NCLA's petition asks the Court to hold that the 1905 Jacobson v. Massachusetts decision requires states to satisfy at least "intermediate scrutiny" before mandating their employees receive an unnecessary vaccine. NCLA urges the Court to hold that MSU's policy failed to meet that standard.

 

"During the COVID pandemic various governmental entities ran roughshod over not just constitutional law, but also the basic scientific principles which they claimed to be following," said Dr.
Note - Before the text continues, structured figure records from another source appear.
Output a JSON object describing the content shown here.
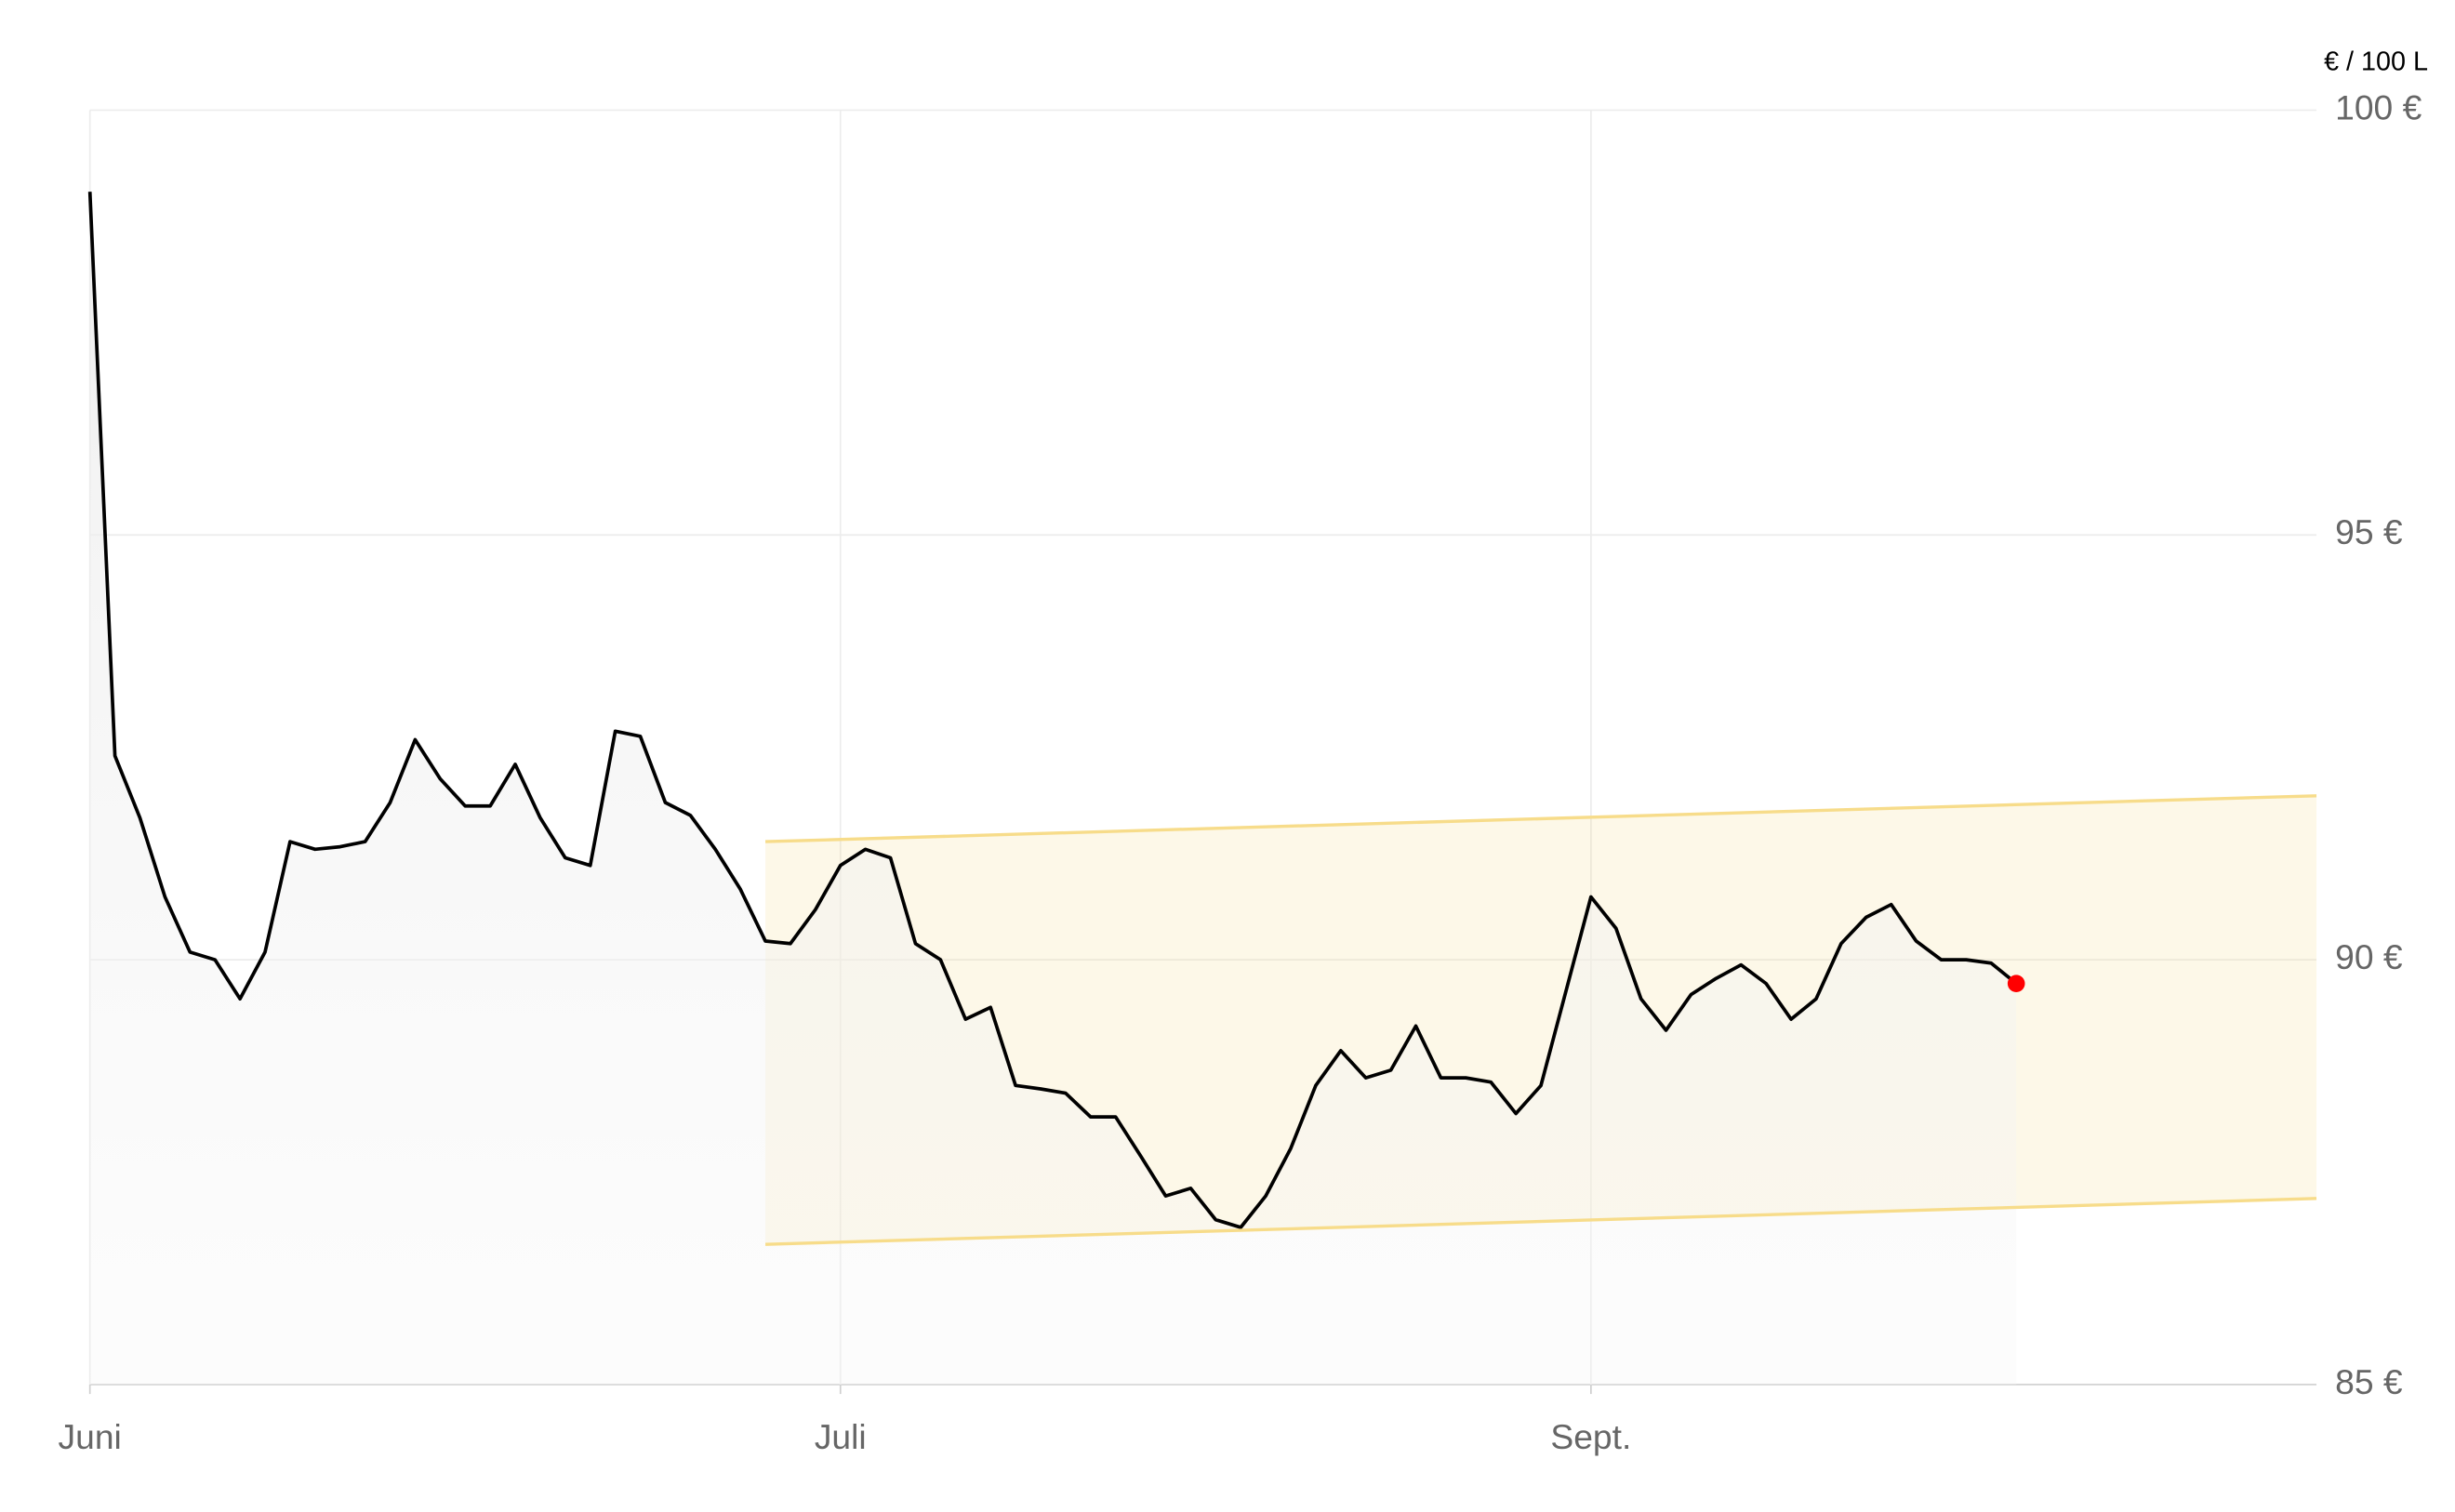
{
  "chart_data": {
    "type": "line",
    "unit_label": "€ / 100 L",
    "categories": [
      "Juni",
      null,
      null,
      null,
      null,
      null,
      null,
      null,
      null,
      null,
      null,
      null,
      null,
      null,
      null,
      null,
      null,
      null,
      null,
      null,
      null,
      null,
      null,
      null,
      null,
      null,
      null,
      null,
      null,
      null,
      "Juli",
      null,
      null,
      null,
      null,
      null,
      null,
      null,
      null,
      null,
      null,
      null,
      null,
      null,
      null,
      null,
      null,
      null,
      null,
      null,
      null,
      null,
      null,
      null,
      null,
      null,
      null,
      null,
      null,
      null,
      "Sept.",
      null,
      null,
      null,
      null,
      null,
      null,
      null,
      null,
      null,
      null,
      null,
      null,
      null,
      null,
      null,
      null,
      null,
      null,
      null,
      null,
      null,
      null,
      null,
      null,
      null,
      null,
      null,
      null,
      null
    ],
    "series": [
      {
        "color": "#000000",
        "values": [
          99.04,
          92.4,
          91.67,
          90.74,
          90.09,
          90.0,
          89.54,
          90.09,
          91.39,
          91.3,
          91.33,
          91.39,
          91.85,
          92.59,
          92.13,
          91.81,
          91.81,
          92.3,
          91.67,
          91.2,
          91.11,
          92.69,
          92.63,
          91.85,
          91.7,
          91.3,
          90.83,
          90.22,
          90.19,
          90.59,
          91.11,
          91.3,
          91.2,
          90.19,
          90.0,
          89.3,
          89.44,
          88.52,
          88.48,
          88.43,
          88.15,
          88.15,
          87.69,
          87.22,
          87.31,
          86.94,
          86.85,
          87.22,
          87.78,
          88.52,
          88.93,
          88.61,
          88.7,
          89.22,
          88.61,
          88.61,
          88.56,
          88.19,
          88.52,
          89.63,
          90.74,
          90.37,
          89.54,
          89.17,
          89.59,
          89.78,
          89.94,
          89.72,
          89.3,
          89.54,
          90.19,
          90.5,
          90.65,
          90.22,
          90.0,
          90.0,
          89.96,
          89.72,
          null,
          null,
          null,
          null,
          null,
          null,
          null,
          null,
          null,
          null,
          null,
          null
        ]
      },
      {
        "color": "#f7dc8a",
        "band": "upper",
        "values": [
          null,
          null,
          null,
          null,
          null,
          null,
          null,
          null,
          null,
          null,
          null,
          null,
          null,
          null,
          null,
          null,
          null,
          null,
          null,
          null,
          null,
          null,
          null,
          null,
          null,
          null,
          null,
          91.39,
          null,
          null,
          null,
          null,
          null,
          null,
          null,
          null,
          null,
          null,
          null,
          null,
          null,
          null,
          null,
          null,
          null,
          null,
          null,
          null,
          null,
          null,
          null,
          null,
          null,
          null,
          null,
          null,
          null,
          null,
          null,
          null,
          null,
          null,
          null,
          null,
          null,
          null,
          null,
          null,
          null,
          null,
          null,
          null,
          null,
          null,
          null,
          null,
          null,
          null,
          null,
          null,
          null,
          null,
          null,
          null,
          null,
          null,
          null,
          null,
          null,
          91.93
        ]
      },
      {
        "color": "#f7dc8a",
        "band": "lower",
        "values": [
          null,
          null,
          null,
          null,
          null,
          null,
          null,
          null,
          null,
          null,
          null,
          null,
          null,
          null,
          null,
          null,
          null,
          null,
          null,
          null,
          null,
          null,
          null,
          null,
          null,
          null,
          null,
          86.65,
          null,
          null,
          null,
          null,
          null,
          null,
          null,
          null,
          null,
          null,
          null,
          null,
          null,
          null,
          null,
          null,
          null,
          null,
          null,
          null,
          null,
          null,
          null,
          null,
          null,
          null,
          null,
          null,
          null,
          null,
          null,
          null,
          null,
          null,
          null,
          null,
          null,
          null,
          null,
          null,
          null,
          null,
          null,
          null,
          null,
          null,
          null,
          null,
          null,
          null,
          null,
          null,
          null,
          null,
          null,
          null,
          null,
          null,
          null,
          null,
          null,
          87.19
        ]
      }
    ],
    "last_point_color": "#ff0000",
    "ylim": [
      85,
      100
    ],
    "yticks": [
      {
        "value": 85,
        "label": "85 €"
      },
      {
        "value": 90,
        "label": "90 €"
      },
      {
        "value": 95,
        "label": "95 €"
      },
      {
        "value": 100,
        "label": "100 €"
      }
    ],
    "grid": true
  }
}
Gregory DOLIN, a senior litigation counsel for NCLA. "Now that the country mostly has returned to normal, the Court has an opportunity to clarify once and for all that while government has broad powers to protect public health, it still must act with due regard to people's civil liberties."

 

The plaintiffs, who say they have naturally acquired immunity to COVID, alleged an "unaccountable administrator" imposed MSU's mandate on all employees and students without an approved medical or religious exemption.

 

They alleged that despite claiming to rely on Centers for Disease Control and Prevention (CDC) guidance, MSU permitted individuals to satisfy the standard by taking any World Health Organization (WHO)-approved vaccine, including those that are not Food and Drug Administration-approved. 

 

At the same time, and contrary to all scientific evidence and basic principles of immunology, MSU refused to recognize naturally acquired immunity to the virus, Dolin noted.

 

A federal judge denied the plaintiffs' request for a temporary restraining order in August 2021, holding their claim that the mandate violated their Fourth and Fourteenth Amendments rights to privacy is contradicted by the Jacobson ruling, which upheld the state's law allowing cities to require residents to be vaccinated against smallpox based on its valid exercise of police power to protect the health and safety of residents.

 

The NCLA said lower courts have been overreading the Jacobson case and "treating it as an unlimited license for government authorities to impose dissimilar mandates under wildly different circumstances and in the face of modern scientific advances."